Звук был так силен, что пришлось, делая вид, что поправляет трубку, заткнуть пальцем окошечко наушника. В микрофон Михаил усиленно сопел.

- Боровский слушает, говорите, - предложил баритон тоном выше.

Тогда Михаил, негромко, чтобы не донеслось до гостиничной толстушки, сказал с прибалтийским акцентом:

- До-прый день. Мне пош-жалуйста госпош-жу Иннгу Калявиене. Или я ошип-бся?

- Ошиблись. X… знает что, - сказал заместитель управляющего отделением банка Боровский, и Михаил услышал это, пока трубка на той стороне летела на рычаг, - спокойно отдохнуть не дают, козлы какие-то…

- Спасибо, Николай Степанович, с удовольствием расположусь у вас, - сказал Михаил в короткие гудки.

Когда он возвращал книгу, одинокая девушка за барьером вздохнула совсем не про себя.

С Аликом столкнулся нос к носу прямо на выходе, не пришлось даже ждать.

- Значит, так, - затрещал Алик, - я все выяснил, Боровских в городе три семьи, остальные по деревням в округе. Первый, самый главный, и который как раз нужен - Боровский Аркадий Сергеич, был директором РАЙ ПО, теперь в банке управляющим. Я на всякий случай и про других. Второй, Василий Сергеич, брат, раньше был директором совхоза, теперь в АТП, тоже директор. Третий…

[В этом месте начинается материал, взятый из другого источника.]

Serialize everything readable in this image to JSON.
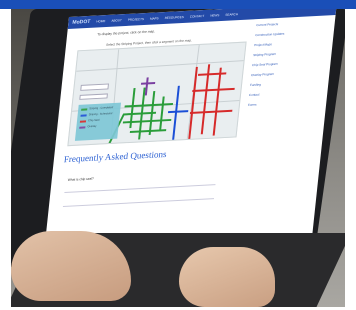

- Да не тараторь ты. Машина где?

- Вон стоит, далеко, как положено.

- Хорошенькое далеко, если - вон.

- А тут все так.

- Поехали куда-нибудь, мне надо переодеться. Потом высадишь меня поближе к улице Правды, а сам отправляйся искать хату нам и машине на несколько дней, понятно?

- Понятно. Поехали, но куда-нибудь переодеться - это лучше всего за город. Три минуты. Вот только где тут гаишники обычно тормозят, я не успел…

В джинсовочке, с сумочкой через плечо, в простеньких кроссовочках Михаил звонил в дверь 14-й квартиры по улице Правды, 5а. От него изрядно попахивало спиртным.

Открыл ему обладатель сочного баритона собственной персоной, а не жена, о чем можно было беспокоиться. Ведь замуправляющего сегодня отдыхал, мог на звонок и не выйти. От него тоже попахивало спиртным.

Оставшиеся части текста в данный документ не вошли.